Rambus will provide double data rate (DDR) and graphics DDR (GDDR) memory controller interface designs that will reduce the amount of time needed by chipset manufacturers to design DDR memory controllers of their own.
Memory controller interfaces are needed to regulate data travelling between a PC or graphics processor and the memory modules in a system.
Rambus already sells interface designs for its own Rambus dynamic RAM (RDRAM) and extreme data rate (XDR) standards, but is now embracing DDR and GDDR products made by companies that Rambus has seen in court on a regular basis over the past three years.

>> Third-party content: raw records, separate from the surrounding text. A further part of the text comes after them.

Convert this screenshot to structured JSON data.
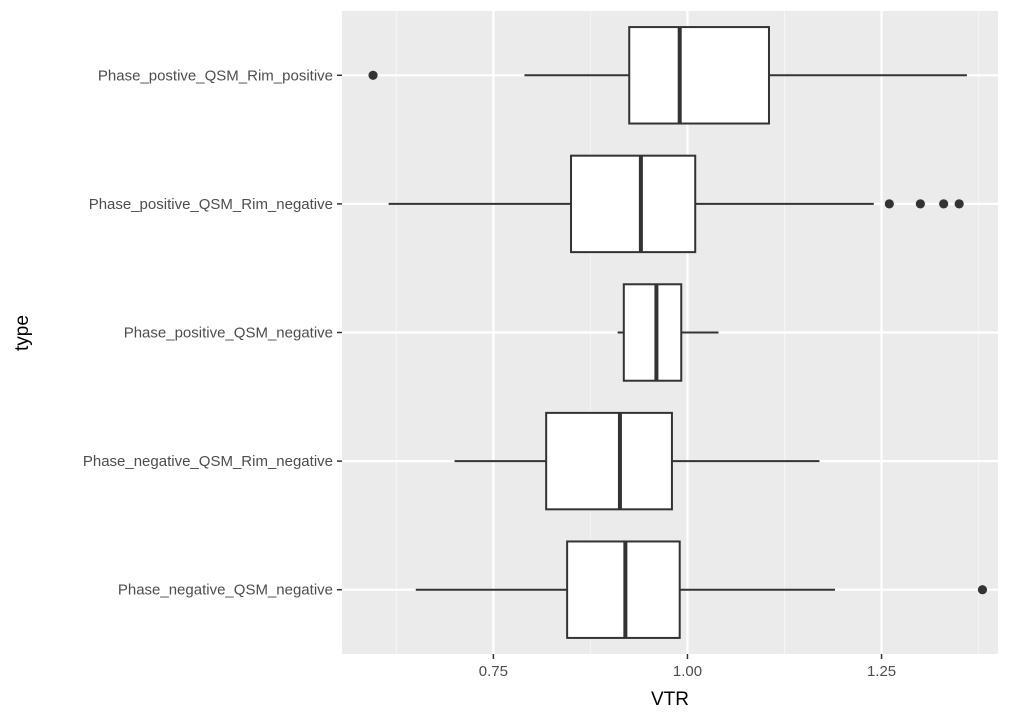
{
  "chart_data": {
    "type": "boxplot",
    "orientation": "horizontal",
    "xlabel": "VTR",
    "ylabel": "type",
    "xlim": [
      0.555,
      1.4
    ],
    "x_ticks": [
      0.75,
      1.0,
      1.25
    ],
    "x_tick_labels": [
      "0.75",
      "1.00",
      "1.25"
    ],
    "grid": true,
    "categories": [
      "Phase_postive_QSM_Rim_positive",
      "Phase_positive_QSM_Rim_negative",
      "Phase_positive_QSM_negative",
      "Phase_negative_QSM_Rim_negative",
      "Phase_negative_QSM_negative"
    ],
    "boxes": [
      {
        "category": "Phase_postive_QSM_Rim_positive",
        "whisker_low": 0.79,
        "q1": 0.925,
        "median": 0.99,
        "q3": 1.105,
        "whisker_high": 1.36,
        "outliers": [
          0.595
        ]
      },
      {
        "category": "Phase_positive_QSM_Rim_negative",
        "whisker_low": 0.615,
        "q1": 0.85,
        "median": 0.94,
        "q3": 1.01,
        "whisker_high": 1.24,
        "outliers": [
          1.26,
          1.3,
          1.33,
          1.35
        ]
      },
      {
        "category": "Phase_positive_QSM_negative",
        "whisker_low": 0.91,
        "q1": 0.918,
        "median": 0.96,
        "q3": 0.992,
        "whisker_high": 1.04,
        "outliers": []
      },
      {
        "category": "Phase_negative_QSM_Rim_negative",
        "whisker_low": 0.7,
        "q1": 0.818,
        "median": 0.913,
        "q3": 0.98,
        "whisker_high": 1.17,
        "outliers": []
      },
      {
        "category": "Phase_negative_QSM_negative",
        "whisker_low": 0.65,
        "q1": 0.845,
        "median": 0.92,
        "q3": 0.99,
        "whisker_high": 1.19,
        "outliers": [
          1.38
        ]
      }
    ],
    "colors": {
      "panel": "#EBEBEB",
      "grid_major": "#FFFFFF",
      "grid_minor": "#F5F5F5",
      "box_fill": "#FFFFFF",
      "box_stroke": "#333333",
      "outlier": "#333333",
      "tick_mark": "#333333"
    }
  }
}
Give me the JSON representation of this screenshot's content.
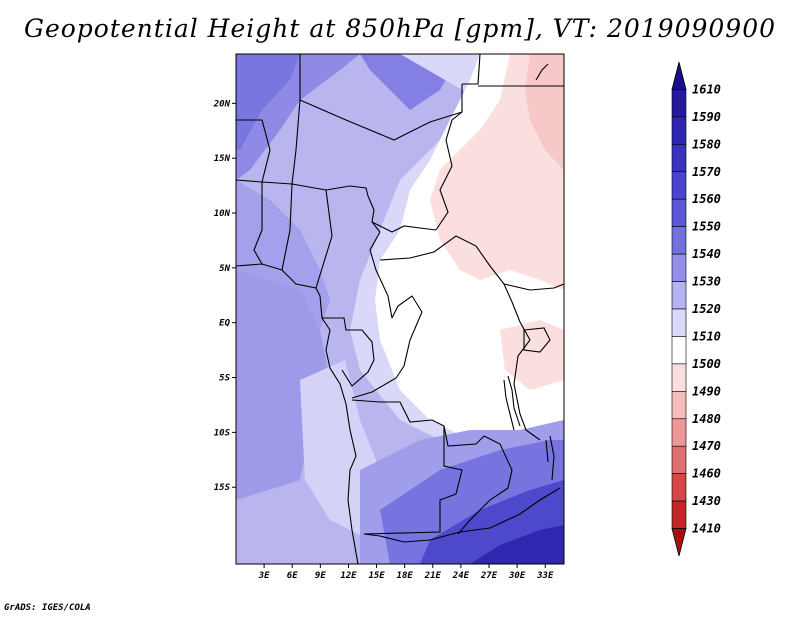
{
  "title": "Geopotential Height at 850hPa [gpm], VT: 2019090900",
  "credit": "GrADS: IGES/COLA",
  "map": {
    "lon_range": [
      0,
      35
    ],
    "lat_range": [
      -22,
      24.5
    ],
    "lon_ticks": [
      {
        "value": 3,
        "label": "3E"
      },
      {
        "value": 6,
        "label": "6E"
      },
      {
        "value": 9,
        "label": "9E"
      },
      {
        "value": 12,
        "label": "12E"
      },
      {
        "value": 15,
        "label": "15E"
      },
      {
        "value": 18,
        "label": "18E"
      },
      {
        "value": 21,
        "label": "21E"
      },
      {
        "value": 24,
        "label": "24E"
      },
      {
        "value": 27,
        "label": "27E"
      },
      {
        "value": 30,
        "label": "30E"
      },
      {
        "value": 33,
        "label": "33E"
      }
    ],
    "lat_ticks": [
      {
        "value": 20,
        "label": "20N"
      },
      {
        "value": 15,
        "label": "15N"
      },
      {
        "value": 10,
        "label": "10N"
      },
      {
        "value": 5,
        "label": "5N"
      },
      {
        "value": 0,
        "label": "EQ"
      },
      {
        "value": -5,
        "label": "5S"
      },
      {
        "value": -10,
        "label": "10S"
      },
      {
        "value": -15,
        "label": "15S"
      }
    ]
  },
  "colorbar": {
    "levels": [
      "1610",
      "1590",
      "1580",
      "1570",
      "1560",
      "1550",
      "1540",
      "1530",
      "1520",
      "1510",
      "1500",
      "1490",
      "1480",
      "1470",
      "1460",
      "1430",
      "1410"
    ],
    "colors": [
      "#1a0f8a",
      "#24199c",
      "#2e25ae",
      "#3a32be",
      "#4a44cc",
      "#5c57d6",
      "#7470e0",
      "#9490e9",
      "#b6b3f1",
      "#d9d8f8",
      "#ffffff",
      "#fbdede",
      "#f4bcbc",
      "#ec9898",
      "#e07070",
      "#d44848",
      "#c02828",
      "#a81010"
    ]
  }
}
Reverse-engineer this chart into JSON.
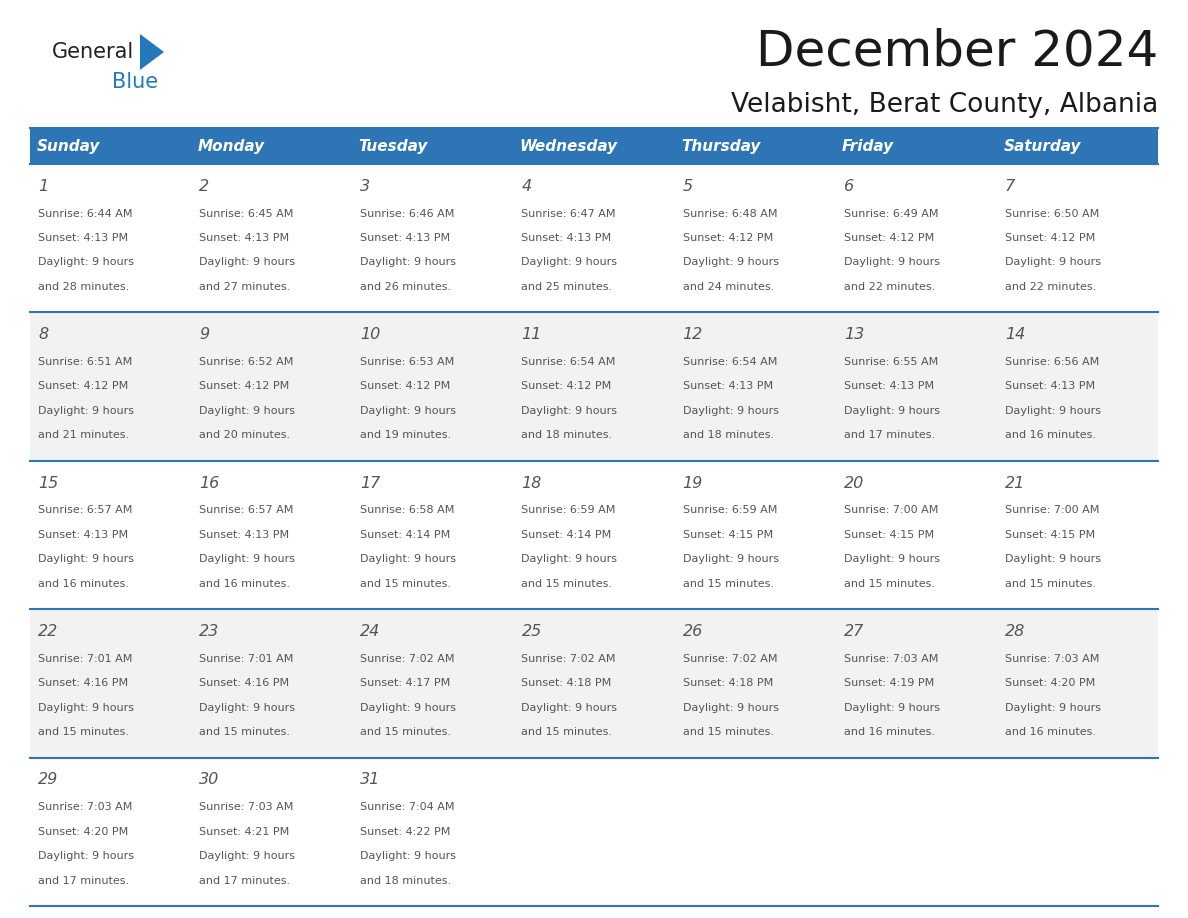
{
  "title": "December 2024",
  "subtitle": "Velabisht, Berat County, Albania",
  "header_bg": "#2E75B6",
  "header_text_color": "#FFFFFF",
  "header_font_size": 11,
  "day_names": [
    "Sunday",
    "Monday",
    "Tuesday",
    "Wednesday",
    "Thursday",
    "Friday",
    "Saturday"
  ],
  "title_font_size": 36,
  "subtitle_font_size": 19,
  "cell_bg_odd": "#F2F2F2",
  "cell_bg_even": "#FFFFFF",
  "cell_border_color": "#2E75B6",
  "day_number_color": "#555555",
  "text_color": "#555555",
  "logo_general_color": "#222222",
  "logo_blue_color": "#2479BD",
  "weeks": [
    [
      {
        "day": 1,
        "sunrise": "6:44 AM",
        "sunset": "4:13 PM",
        "daylight": "9 hours and 28 minutes."
      },
      {
        "day": 2,
        "sunrise": "6:45 AM",
        "sunset": "4:13 PM",
        "daylight": "9 hours and 27 minutes."
      },
      {
        "day": 3,
        "sunrise": "6:46 AM",
        "sunset": "4:13 PM",
        "daylight": "9 hours and 26 minutes."
      },
      {
        "day": 4,
        "sunrise": "6:47 AM",
        "sunset": "4:13 PM",
        "daylight": "9 hours and 25 minutes."
      },
      {
        "day": 5,
        "sunrise": "6:48 AM",
        "sunset": "4:12 PM",
        "daylight": "9 hours and 24 minutes."
      },
      {
        "day": 6,
        "sunrise": "6:49 AM",
        "sunset": "4:12 PM",
        "daylight": "9 hours and 22 minutes."
      },
      {
        "day": 7,
        "sunrise": "6:50 AM",
        "sunset": "4:12 PM",
        "daylight": "9 hours and 22 minutes."
      }
    ],
    [
      {
        "day": 8,
        "sunrise": "6:51 AM",
        "sunset": "4:12 PM",
        "daylight": "9 hours and 21 minutes."
      },
      {
        "day": 9,
        "sunrise": "6:52 AM",
        "sunset": "4:12 PM",
        "daylight": "9 hours and 20 minutes."
      },
      {
        "day": 10,
        "sunrise": "6:53 AM",
        "sunset": "4:12 PM",
        "daylight": "9 hours and 19 minutes."
      },
      {
        "day": 11,
        "sunrise": "6:54 AM",
        "sunset": "4:12 PM",
        "daylight": "9 hours and 18 minutes."
      },
      {
        "day": 12,
        "sunrise": "6:54 AM",
        "sunset": "4:13 PM",
        "daylight": "9 hours and 18 minutes."
      },
      {
        "day": 13,
        "sunrise": "6:55 AM",
        "sunset": "4:13 PM",
        "daylight": "9 hours and 17 minutes."
      },
      {
        "day": 14,
        "sunrise": "6:56 AM",
        "sunset": "4:13 PM",
        "daylight": "9 hours and 16 minutes."
      }
    ],
    [
      {
        "day": 15,
        "sunrise": "6:57 AM",
        "sunset": "4:13 PM",
        "daylight": "9 hours and 16 minutes."
      },
      {
        "day": 16,
        "sunrise": "6:57 AM",
        "sunset": "4:13 PM",
        "daylight": "9 hours and 16 minutes."
      },
      {
        "day": 17,
        "sunrise": "6:58 AM",
        "sunset": "4:14 PM",
        "daylight": "9 hours and 15 minutes."
      },
      {
        "day": 18,
        "sunrise": "6:59 AM",
        "sunset": "4:14 PM",
        "daylight": "9 hours and 15 minutes."
      },
      {
        "day": 19,
        "sunrise": "6:59 AM",
        "sunset": "4:15 PM",
        "daylight": "9 hours and 15 minutes."
      },
      {
        "day": 20,
        "sunrise": "7:00 AM",
        "sunset": "4:15 PM",
        "daylight": "9 hours and 15 minutes."
      },
      {
        "day": 21,
        "sunrise": "7:00 AM",
        "sunset": "4:15 PM",
        "daylight": "9 hours and 15 minutes."
      }
    ],
    [
      {
        "day": 22,
        "sunrise": "7:01 AM",
        "sunset": "4:16 PM",
        "daylight": "9 hours and 15 minutes."
      },
      {
        "day": 23,
        "sunrise": "7:01 AM",
        "sunset": "4:16 PM",
        "daylight": "9 hours and 15 minutes."
      },
      {
        "day": 24,
        "sunrise": "7:02 AM",
        "sunset": "4:17 PM",
        "daylight": "9 hours and 15 minutes."
      },
      {
        "day": 25,
        "sunrise": "7:02 AM",
        "sunset": "4:18 PM",
        "daylight": "9 hours and 15 minutes."
      },
      {
        "day": 26,
        "sunrise": "7:02 AM",
        "sunset": "4:18 PM",
        "daylight": "9 hours and 15 minutes."
      },
      {
        "day": 27,
        "sunrise": "7:03 AM",
        "sunset": "4:19 PM",
        "daylight": "9 hours and 16 minutes."
      },
      {
        "day": 28,
        "sunrise": "7:03 AM",
        "sunset": "4:20 PM",
        "daylight": "9 hours and 16 minutes."
      }
    ],
    [
      {
        "day": 29,
        "sunrise": "7:03 AM",
        "sunset": "4:20 PM",
        "daylight": "9 hours and 17 minutes."
      },
      {
        "day": 30,
        "sunrise": "7:03 AM",
        "sunset": "4:21 PM",
        "daylight": "9 hours and 17 minutes."
      },
      {
        "day": 31,
        "sunrise": "7:04 AM",
        "sunset": "4:22 PM",
        "daylight": "9 hours and 18 minutes."
      },
      null,
      null,
      null,
      null
    ]
  ]
}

Rambus develops designs for memory chips that other companies license to build products. The company has had a limited degree of success thus far with RDRAM and its newest XDR DRAM standard, a situation Rambus blamed in an anti-trust lawsuit filed last week on collaborative efforts among DRAM vendors to cripple RDRAM.
Rambus also claims that DDR memory infringes on several of its patents, and has sued several DRAM companies that did not license its technology in hopes of collecting royalties on all DDR memory chips.
The DRAM vendors argue that Rambus improperly deceived the DDR standards-setting organisation into adopting technology for which Rambus held patents, as a way of ensuring future revenue. Those companies, such as Infineon, Micron and Hynix Semiconductor, claim RDRAM failed to take off due to its high cost and complexity.
Despite the legal drama, Rambus’ move acknowledged that DDR memory was here to stay as a dominant standard, and that Rambus could market its strengths in memory design to companies that wanted to use DDR chips in their products, director of product marketing at Rambus, Rich Warmke, said.
“This represents a slight shift in strategy for the company,” he said. “We’ll have RDRAM and XDR DRAM, but we’ll also have controllers that allow (PC and graphics chips) to connect to industry-standard DDR and GDDR.”